In contrasto con l'approccio "fisico" del riconoscimento basato sulla forma del volto, l'idea che sta alla base delle tecniche di riconoscimento che usano modelli deformabili consiste nel codificare le regioni comprendenti le caratteristiche facciali più significative in una descrizione matematica e nell'introdurre una funzione di somiglianza a cui viene delegata la decisione quantitativa sulle relazioni tra le descrizioni di volti differenti. Poiché è impossibile inglobare tutti i possibili parametri di un'immagine facciale in un singolo modello, si è fatto ricorso a procedure specifiche atte a determinare le componenti essenziali del modello e le loro caratteristiche.
Una di tali procedure, usata da vari ricercatori per l'estrazione automatica delle caratteristiche facciali, utilizza la decomposizione dell'immagine in wavelet [17]. In [66], ad esempio, viene presentato un adattamento della decomposizione in wavelet come elemento basilare dei filtri di ricerca e confronto nell'identificazione e l'analisi delle sottili differenze tra volti. La capacità delle wavelet di codificare informazioni sia locali che globali minimizza l'effetto delle variazioni dello sfondo e delle espressioni facciali.

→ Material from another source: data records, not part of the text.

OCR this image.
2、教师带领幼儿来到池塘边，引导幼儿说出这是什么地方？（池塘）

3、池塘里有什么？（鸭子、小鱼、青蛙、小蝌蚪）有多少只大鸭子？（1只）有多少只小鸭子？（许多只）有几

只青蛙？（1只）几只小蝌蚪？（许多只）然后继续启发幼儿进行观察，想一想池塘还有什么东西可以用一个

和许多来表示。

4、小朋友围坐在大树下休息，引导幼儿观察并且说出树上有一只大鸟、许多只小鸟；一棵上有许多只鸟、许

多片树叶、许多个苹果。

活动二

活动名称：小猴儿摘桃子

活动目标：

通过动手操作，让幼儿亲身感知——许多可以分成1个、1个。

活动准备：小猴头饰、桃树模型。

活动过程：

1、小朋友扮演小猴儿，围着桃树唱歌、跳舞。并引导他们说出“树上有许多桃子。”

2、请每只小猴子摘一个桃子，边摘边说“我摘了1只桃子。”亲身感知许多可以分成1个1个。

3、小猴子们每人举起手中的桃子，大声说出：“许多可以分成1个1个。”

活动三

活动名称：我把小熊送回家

In questo sistema AFR due banchi di filtri di ricerca e confronto hanno il compito di localizzare le caratteristiche facciali e, rispettivamente, di identificare volti sconosciuti. Il primo set di filtri determina la posizione del volto entro l'immagine e localizza il naso e gli occhi, producendo così cinque caratteristiche facciali rappresentate da un vettore ad altrettante componenti. L'identificazione avviene calcolando un valore di somiglianza fra ciascuna caratteristica del soggetto ignoto e la corrispondente caratteristica di un candidato nel catalogo dei volti noti; l'insieme dei valori così ottenuti viene poi integrato in un punteggio totale per quel candidato. L'iterazione di questa procedura su tutte le immagini del catalogo conduce alla fine all'identificazione del soggetto.
In [66] viene presentato anche un algoritmo per la normalizzazione dell'illuminazione, dove vengono corrette sia le variazioni di luminanza all'interno di un singolo volto non uniformemente illuminato, sia quelle tra volti diversi o ripresi in diverse condizioni di illuminazione; è possibile in tal modo procedere a un confronto più sicuro tra i due volti. La normalizzazione viene realizzata essenzialmente trasformando l'istogramma di un'immagine nell'istogramma dell'altra mediante una forma generalizzata di equalizzazione.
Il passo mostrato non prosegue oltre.